Detailed Component Design
Deep dive into 2-3 key components. Explain how they work, how they scale, discuss tradeoffs, capacity, and any relevant algorithms or data structures.
- CDN, Cache and RDB serve data to the application. CDN can be deployed at the nearest locations and stores the hottest weather data. For instance, New York City in the next 7 days. If a cache miss, we got to Cache. Many cache services can be used, like Redis. We can configure a TTL to hourly or daily depending on the use case or cities. An LRU eviciton plan should be better as users wouldn't access old weather data most of the time. Cache needs to be deployed in clusters, for instance a Redis cluster, data needs to be persisted, and syn betwee nodes need to be handled. RDB needs to have read-write replicas, data needs to be persisted. Data sharding should also be implemented as data grows. Consistent hashing is a good technique for this task, it makes horizontal scaling easily handled. Virtual nodes on top of that can minimize distruptions on adding or removing nodes.

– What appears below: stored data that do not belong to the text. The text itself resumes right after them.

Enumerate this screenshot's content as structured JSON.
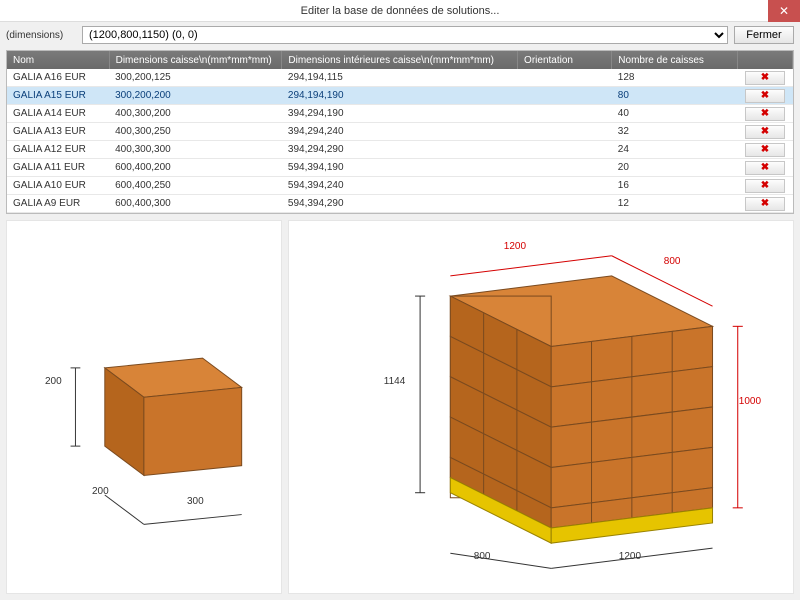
{
  "window": {
    "title": "Editer la base de données de solutions..."
  },
  "controls": {
    "dimensions_label": "(dimensions)",
    "dropdown_value": "(1200,800,1150) (0, 0)",
    "close_button": "Fermer"
  },
  "table": {
    "headers": {
      "nom": "Nom",
      "dims": "Dimensions caisse\\n(mm*mm*mm)",
      "inner": "Dimensions intérieures caisse\\n(mm*mm*mm)",
      "orient": "Orientation",
      "count": "Nombre de caisses"
    },
    "rows": [
      {
        "nom": "GALIA A16 EUR",
        "dims": "300,200,125",
        "inner": "294,194,115",
        "orient": "",
        "count": "128",
        "selected": false
      },
      {
        "nom": "GALIA A15 EUR",
        "dims": "300,200,200",
        "inner": "294,194,190",
        "orient": "",
        "count": "80",
        "selected": true
      },
      {
        "nom": "GALIA A14 EUR",
        "dims": "400,300,200",
        "inner": "394,294,190",
        "orient": "",
        "count": "40",
        "selected": false
      },
      {
        "nom": "GALIA A13 EUR",
        "dims": "400,300,250",
        "inner": "394,294,240",
        "orient": "",
        "count": "32",
        "selected": false
      },
      {
        "nom": "GALIA A12 EUR",
        "dims": "400,300,300",
        "inner": "394,294,290",
        "orient": "",
        "count": "24",
        "selected": false
      },
      {
        "nom": "GALIA A11 EUR",
        "dims": "600,400,200",
        "inner": "594,394,190",
        "orient": "",
        "count": "20",
        "selected": false
      },
      {
        "nom": "GALIA A10 EUR",
        "dims": "600,400,250",
        "inner": "594,394,240",
        "orient": "",
        "count": "16",
        "selected": false
      },
      {
        "nom": "GALIA A9 EUR",
        "dims": "600,400,300",
        "inner": "594,394,290",
        "orient": "",
        "count": "12",
        "selected": false
      }
    ]
  },
  "preview_box": {
    "width": "300",
    "depth": "200",
    "height": "200"
  },
  "preview_pallet": {
    "length": "1200",
    "width": "800",
    "top_length": "1200",
    "top_width": "800",
    "stack_height": "1000",
    "total_height": "1144"
  },
  "icons": {
    "close_x": "✕",
    "delete_x": "✖"
  }
}
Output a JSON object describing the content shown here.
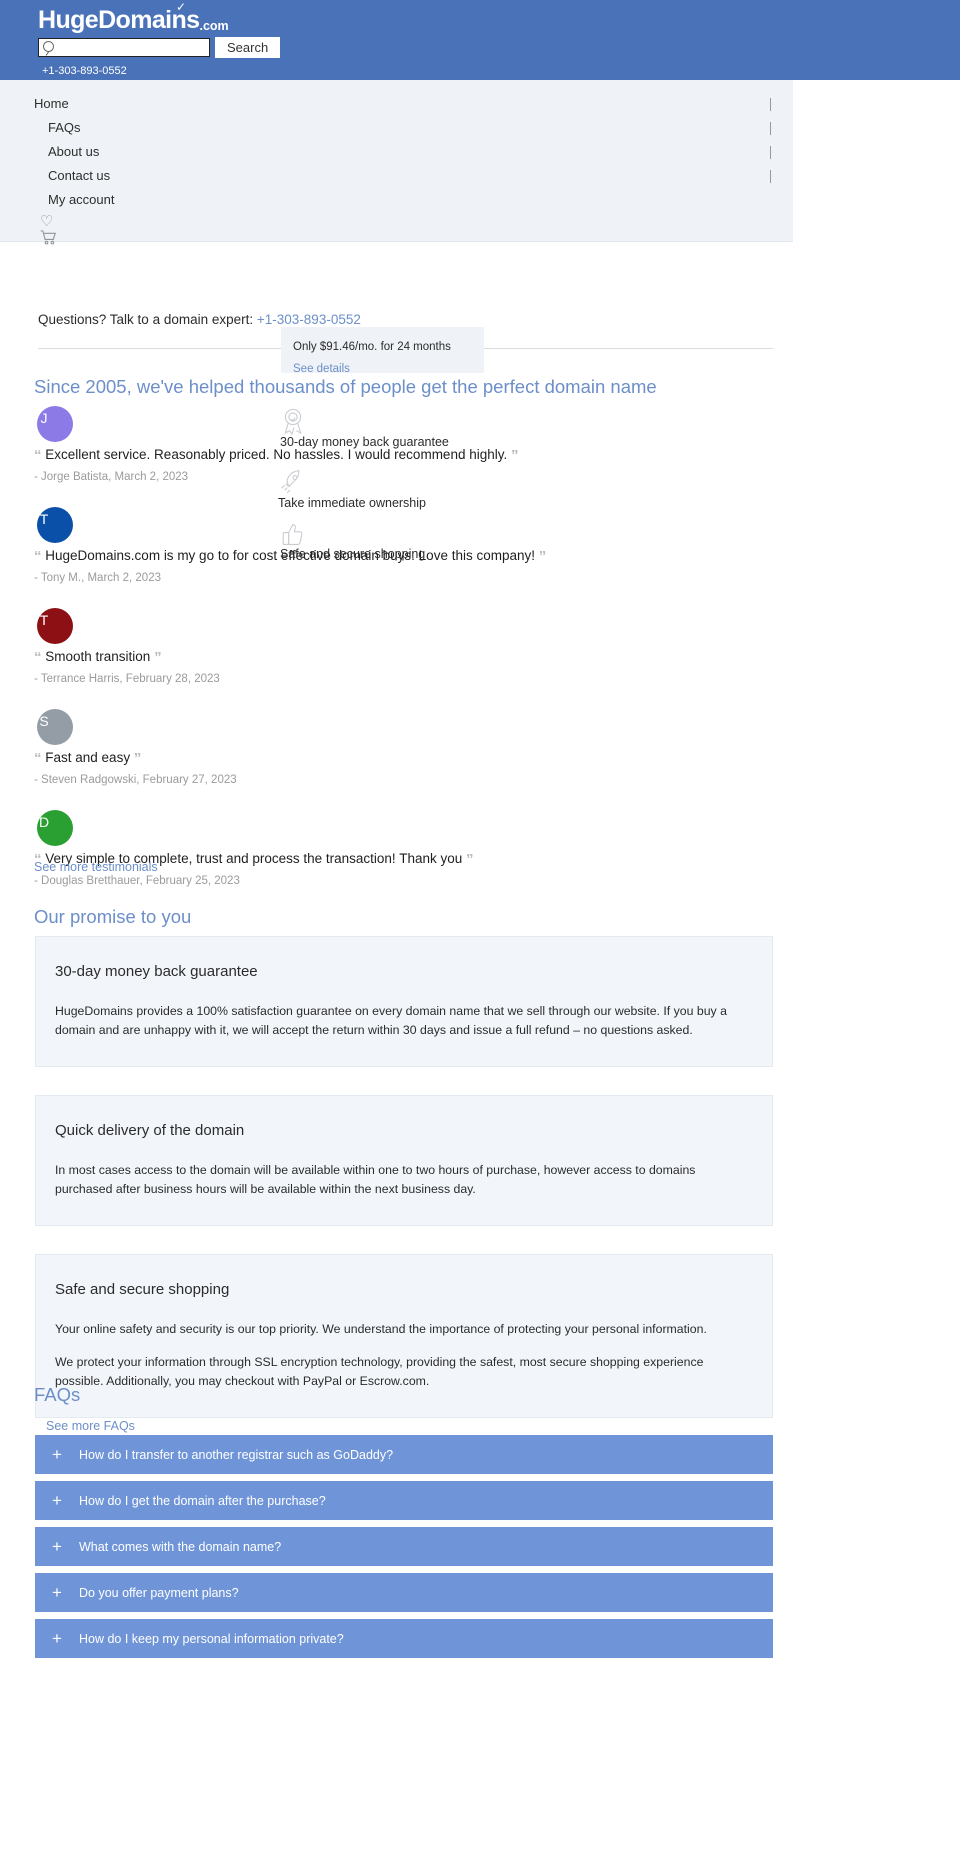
{
  "header": {
    "logo_main": "HugeDomains",
    "logo_check": "✓",
    "logo_tld": ".com",
    "search_placeholder": "",
    "search_value": "",
    "search_button": "Search",
    "phone": "+1-303-893-0552",
    "bg_color": "#4a72b8"
  },
  "nav": {
    "items": [
      {
        "label": "Home",
        "sub": false
      },
      {
        "label": "FAQs",
        "sub": true
      },
      {
        "label": "About us",
        "sub": true
      },
      {
        "label": "Contact us",
        "sub": true
      },
      {
        "label": "My account",
        "sub": true
      }
    ],
    "wishlist_icon": "♡",
    "cart_icon": "Ὥ2"
  },
  "questions": {
    "text": "Questions? Talk to a domain expert:",
    "phone": "+1-303-893-0552"
  },
  "installment": {
    "text": "Only $91.46/mo. for 24 months",
    "link": "See details",
    "price_per_month": "$91.46",
    "months": "24"
  },
  "testimonials_section": {
    "heading": "Since 2005, we've helped thousands of people get the perfect domain name",
    "see_more": "See more testimonials",
    "open_quote": "“",
    "close_quote": "”",
    "items": [
      {
        "initial": "J",
        "avatar_color": "#8c7ae6",
        "quote": "Excellent service. Reasonably priced. No hassles. I would recommend highly.",
        "author": "- Jorge Batista, March 2, 2023"
      },
      {
        "initial": "T",
        "avatar_color": "#0b50a8",
        "quote": "HugeDomains.com is my go to for cost effective domain buys. Love this company!",
        "author": "- Tony M., March 2, 2023"
      },
      {
        "initial": "T",
        "avatar_color": "#8d1014",
        "quote": "Smooth transition",
        "author": "- Terrance Harris, February 28, 2023"
      },
      {
        "initial": "S",
        "avatar_color": "#949ca6",
        "quote": "Fast and easy",
        "author": "- Steven Radgowski, February 27, 2023"
      },
      {
        "initial": "D",
        "avatar_color": "#2ba032",
        "quote": "Very simple to complete, trust and process the transaction! Thank you",
        "author": "- Douglas Bretthauer, February 25, 2023"
      }
    ]
  },
  "trust_badges": [
    {
      "icon": "award-ribbon-icon",
      "label": "30-day money back guarantee"
    },
    {
      "icon": "rocket-icon",
      "label": "Take immediate ownership"
    },
    {
      "icon": "thumbs-up-icon",
      "label": "Safe and secure shopping"
    }
  ],
  "promise": {
    "heading": "Our promise to you",
    "cards": [
      {
        "title": "30-day money back guarantee",
        "paragraphs": [
          "HugeDomains provides a 100% satisfaction guarantee on every domain name that we sell through our website. If you buy a domain and are unhappy with it, we will accept the return within 30 days and issue a full refund – no questions asked."
        ]
      },
      {
        "title": "Quick delivery of the domain",
        "paragraphs": [
          "In most cases access to the domain will be available within one to two hours of purchase, however access to domains purchased after business hours will be available within the next business day."
        ]
      },
      {
        "title": "Safe and secure shopping",
        "paragraphs": [
          "Your online safety and security is our top priority. We understand the importance of protecting your personal information.",
          "We protect your information through SSL encryption technology, providing the safest, most secure shopping experience possible. Additionally, you may checkout with PayPal or Escrow.com."
        ]
      }
    ]
  },
  "faq": {
    "heading": "FAQs",
    "see_more": "See more FAQs",
    "expand_icon": "+",
    "items": [
      {
        "question": "How do I transfer to another registrar such as GoDaddy?"
      },
      {
        "question": "How do I get the domain after the purchase?"
      },
      {
        "question": "What comes with the domain name?"
      },
      {
        "question": "Do you offer payment plans?"
      },
      {
        "question": "How do I keep my personal information private?"
      }
    ],
    "bar_color": "#6f95d8"
  }
}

- When a cache miss occures, it goes to read from RDB, then write back to cache. When an update event occurs, RDB pushes an event to Cache that invalidates the data entry.
- Location service, Weather service are stateless services, they are deployed in clusters and load balanced. They should be easily scaled across AZs.
- Weather data is a time-series data, thus a time-series database would be helpful for queriing, or act as a cache layer. This may overlap with #1, depending on implementation or product design. Time-series database like Influx can be more beneficial in certain cases. Each weather station stores data per second or per microsecond, they aggregate data and push to the main influxdb per minute.
- Push service waits events from event queue and push to certain users.